Anyway here is another recent scenario. I went to macworld the next day and decided to go to a bar after the event for a drink. At the bar I made out with a hot dark older woman around 40 I think and she said I am delicious and gave me her number though. Ut wouldnt take me home due to some bs excuse like having roomates or being judged or some crap. But before I talked to her some gay dude was standing in the back and I walked by him and said excuse me and he said "oh Im sorry real sorry" and started massaging my back or patting me real sexually. Instead of acting like a real man and grabbing him in a choke or just grabbing his triceps and muscle tendoms (pressure points) or putting him on the wall I just didnt even look back and shrugged my shoulder.
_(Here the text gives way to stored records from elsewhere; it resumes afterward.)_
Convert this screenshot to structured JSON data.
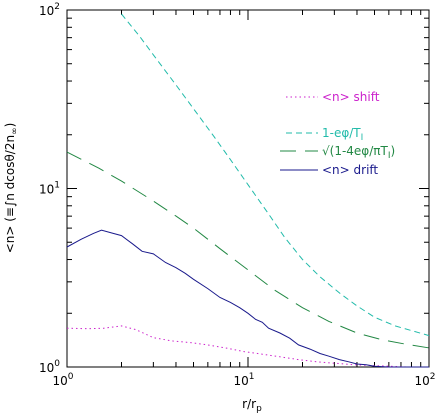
{
  "chart_data": {
    "type": "line",
    "xlabel": "r/r",
    "xlabel_sub": "p",
    "ylabel": "<n> (≡∫n dcosθ/2n",
    "ylabel_sub": "∞",
    "ylabel_close": ")",
    "xscale": "log",
    "yscale": "log",
    "xlim": [
      1,
      100
    ],
    "ylim": [
      1,
      100
    ],
    "grid": false,
    "legend_position": "right-middle",
    "x_major_ticks": [
      {
        "base": "10",
        "exp": "0",
        "value": 1
      },
      {
        "base": "10",
        "exp": "1",
        "value": 10
      },
      {
        "base": "10",
        "exp": "2",
        "value": 100
      }
    ],
    "y_major_ticks": [
      {
        "base": "10",
        "exp": "0",
        "value": 1
      },
      {
        "base": "10",
        "exp": "1",
        "value": 10
      },
      {
        "base": "10",
        "exp": "2",
        "value": 100
      }
    ],
    "series": [
      {
        "name": "<n> shift",
        "color": "#cc22cc",
        "dash": "dotted",
        "x": [
          1,
          1.3,
          1.6,
          2.0,
          2.4,
          3.0,
          3.8,
          4.8,
          6.0,
          7.5,
          9.5,
          12,
          15,
          19,
          24,
          30,
          38,
          48,
          60,
          75,
          100
        ],
        "y": [
          1.65,
          1.64,
          1.65,
          1.7,
          1.62,
          1.46,
          1.4,
          1.37,
          1.33,
          1.28,
          1.22,
          1.18,
          1.14,
          1.1,
          1.07,
          1.05,
          1.03,
          1.02,
          1.01,
          1.0,
          1.0
        ]
      },
      {
        "name": "1-eφ/T",
        "name_sub": "I",
        "color": "#22bbaa",
        "dash": "short-dash",
        "x": [
          2.0,
          2.5,
          3.0,
          4.0,
          5.0,
          6.5,
          8.0,
          10,
          13,
          16,
          20,
          25,
          32,
          40,
          50,
          65,
          80,
          100
        ],
        "y": [
          95,
          72,
          56,
          38,
          28,
          19.5,
          14.5,
          10.5,
          7.2,
          5.3,
          4.0,
          3.2,
          2.6,
          2.2,
          1.9,
          1.7,
          1.6,
          1.5
        ]
      },
      {
        "name": "√(1-4eφ/πT",
        "name_sub": "I",
        "name_tail": ")",
        "color": "#228844",
        "dash": "long-dash",
        "x": [
          1,
          1.5,
          2,
          3,
          4,
          5,
          7,
          10,
          14,
          20,
          28,
          40,
          55,
          75,
          100
        ],
        "y": [
          16,
          13,
          11,
          8.5,
          7.0,
          6.0,
          4.6,
          3.5,
          2.7,
          2.15,
          1.8,
          1.55,
          1.42,
          1.34,
          1.28
        ]
      },
      {
        "name": "<n> drift",
        "color": "#1a1a8c",
        "dash": "solid",
        "x": [
          1,
          1.2,
          1.4,
          1.55,
          1.8,
          2.0,
          2.3,
          2.6,
          3.0,
          3.5,
          4.0,
          4.5,
          5.0,
          6.0,
          7.0,
          8.0,
          9.0,
          10,
          11,
          12,
          13,
          15,
          17,
          19,
          22,
          25,
          28,
          32,
          36,
          40,
          45,
          50,
          60,
          70,
          80,
          100
        ],
        "y": [
          4.7,
          5.2,
          5.6,
          5.85,
          5.6,
          5.45,
          4.9,
          4.45,
          4.3,
          3.85,
          3.6,
          3.35,
          3.1,
          2.75,
          2.45,
          2.3,
          2.15,
          2.0,
          1.85,
          1.78,
          1.65,
          1.55,
          1.45,
          1.33,
          1.26,
          1.19,
          1.15,
          1.1,
          1.07,
          1.04,
          1.03,
          1.01,
          1.0,
          1.0,
          1.0,
          1.0
        ]
      }
    ]
  }
}
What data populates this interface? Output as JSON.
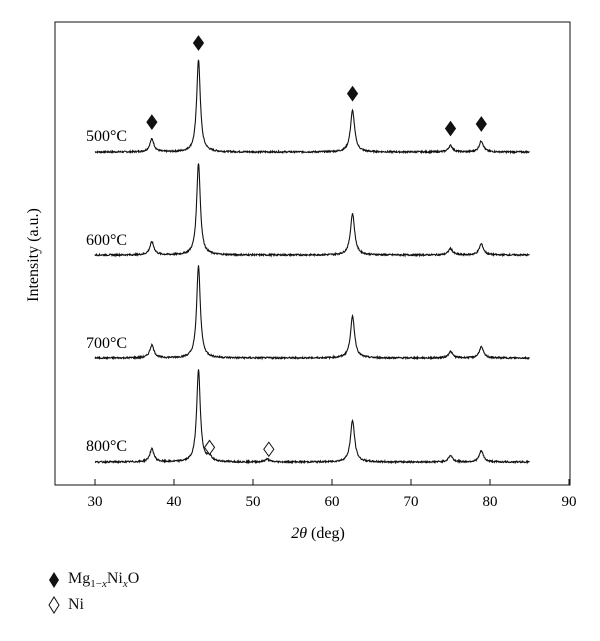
{
  "chart_data": {
    "type": "line",
    "xlabel_italic": "2θ",
    "xlabel_rest": " (deg)",
    "ylabel": "Intensity (a.u.)",
    "xlim": [
      30,
      90
    ],
    "x_ticks": [
      30,
      40,
      50,
      60,
      70,
      80,
      90
    ],
    "x_range_data": [
      30,
      85
    ],
    "grid": false,
    "series": [
      {
        "name": "500°C",
        "peaks": [
          {
            "x": 37.2,
            "height": 0.14
          },
          {
            "x": 43.1,
            "height": 1.0
          },
          {
            "x": 62.6,
            "height": 0.45
          },
          {
            "x": 75.0,
            "height": 0.07
          },
          {
            "x": 78.9,
            "height": 0.12
          }
        ]
      },
      {
        "name": "600°C",
        "peaks": [
          {
            "x": 37.2,
            "height": 0.14
          },
          {
            "x": 43.1,
            "height": 1.0
          },
          {
            "x": 62.6,
            "height": 0.45
          },
          {
            "x": 75.0,
            "height": 0.07
          },
          {
            "x": 78.9,
            "height": 0.12
          }
        ]
      },
      {
        "name": "700°C",
        "peaks": [
          {
            "x": 37.2,
            "height": 0.14
          },
          {
            "x": 43.1,
            "height": 1.0
          },
          {
            "x": 62.6,
            "height": 0.45
          },
          {
            "x": 75.0,
            "height": 0.07
          },
          {
            "x": 78.9,
            "height": 0.12
          }
        ]
      },
      {
        "name": "800°C",
        "peaks": [
          {
            "x": 37.2,
            "height": 0.14
          },
          {
            "x": 43.1,
            "height": 1.0
          },
          {
            "x": 44.5,
            "height": 0.05
          },
          {
            "x": 51.8,
            "height": 0.03
          },
          {
            "x": 62.6,
            "height": 0.45
          },
          {
            "x": 75.0,
            "height": 0.07
          },
          {
            "x": 78.9,
            "height": 0.12
          }
        ]
      }
    ],
    "markers": [
      {
        "series": "500°C",
        "x": 37.2,
        "phase": "MgNiO",
        "symbol": "filled-diamond"
      },
      {
        "series": "500°C",
        "x": 43.1,
        "phase": "MgNiO",
        "symbol": "filled-diamond"
      },
      {
        "series": "500°C",
        "x": 62.6,
        "phase": "MgNiO",
        "symbol": "filled-diamond"
      },
      {
        "series": "500°C",
        "x": 75.0,
        "phase": "MgNiO",
        "symbol": "filled-diamond"
      },
      {
        "series": "500°C",
        "x": 78.9,
        "phase": "MgNiO",
        "symbol": "filled-diamond"
      },
      {
        "series": "800°C",
        "x": 44.5,
        "phase": "Ni",
        "symbol": "open-diamond"
      },
      {
        "series": "800°C",
        "x": 52.0,
        "phase": "Ni",
        "symbol": "open-diamond"
      }
    ],
    "legend": {
      "position": "bottom-left",
      "entries": [
        {
          "symbol": "filled-diamond",
          "main": "Mg",
          "sub1": "1−",
          "sub1_italic": "x",
          "mid": "Ni",
          "sub2_italic": "x",
          "tail": "O"
        },
        {
          "symbol": "open-diamond",
          "main": "Ni"
        }
      ]
    }
  }
}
I dont know why I couldnt do what these mexican San Jose gangbangers do in bars and just hit without thinking or something. I felt so weak and helpless like a little girl being harassed by a stranger or something. But he was so weak and small compared to me. This again shows mental not some mma or bs skills matter in life. Anyway, as I was trying to think of a way to react the situation was over and he only did it for a sec ao I couldn't get my mind to agree to get physical. Its so bizarre how weak mentally I m and nice of a guy I am. Ill even accept gays touching me. Anyway there is my recent rant of a nice guy.

But I look at it this way. at least I know what I need to work on to become a warrior and what to test myself with or how to overcome this handicap. I have various chokes and holds at my disposal I just have too much fear or shakiness in my knees and inhibitions to ever use these skills. I just need to live in a city or violent place to really achieve this no thought mental process. Or no fear.


   By Shane on Sunday, January 30, 2011 - 11:38 pm: Edit Post

I wonder why the "edit post" button doesn't work for you... only you.


   By Shane on Wednesday, February 02, 2011 - 07:42 pm: Edit Post

enforcer- which of these guys do you think is tougher; the guy who just wants to sit down and chat with his buddy or the guy who wants to prove how big and strong he is?

http://www.break.com/index/old-man-vs-bully-1996831


   By rangga jones on Thursday, February 03, 2011 - 12:42 am: Edit Post

No enforcer, you should care about getting laid. It would do you a world of good.


   By Bob #2 on Thursday, February 03, 2011 - 10:09 pm: Edit Post

ya might want to take some poppers first.
(to loosen your sphincter)

B2


   By robert on Sunday, February 13, 2011 - 12:04 pm: Edit Post

WOOOOOOOOOOOOOOOOOOOOOOWWWWWWWWWWWWWWWOOOOOWOWWOOWOOWWWWWWWWOOOWWOOOOOOOOOWWWWWW WWWWWWWWWW

Ur stupid. Stfu and live. Stop thinking about hurting people. If you have to defend yourself, your training will come into play naturally. You are doing the right thing by not hitting these people dude. Goood job. Stay peaceful. Dont let these little things bother you. If you are destined for something greater in life, then strive to achieve it, dont focus on anything that you dont have to.


   By Bob #2 on Wednesday, February 16, 2011 - 06:26 pm: Edit Post

enforcer- here's something you can work on when you're in prison, after proving how tough and manly you are, there's not much else to do...

http://www.break.com/index/monkey-bars-360-fail-2005905


   By rangga jones on Wednesday, February 16, 2011 - 09:39 pm: Edit Post

what's stfu?


   By Bob #2 on Wednesday, February 16, 2011 - 09:42 pm: Edit Post

stfu is an ancient martial art created in Ur by a guy named Stu.


   By rangga jones on Thursday, February 17, 2011 - 03:21 pm: Edit Post

I knew it was something to do with sifu


   By robert on Tuesday, March 15, 2011 - 02:29 am: Edit Post

Its short for shut the f*** up, i appreciate the subtle vulgarity.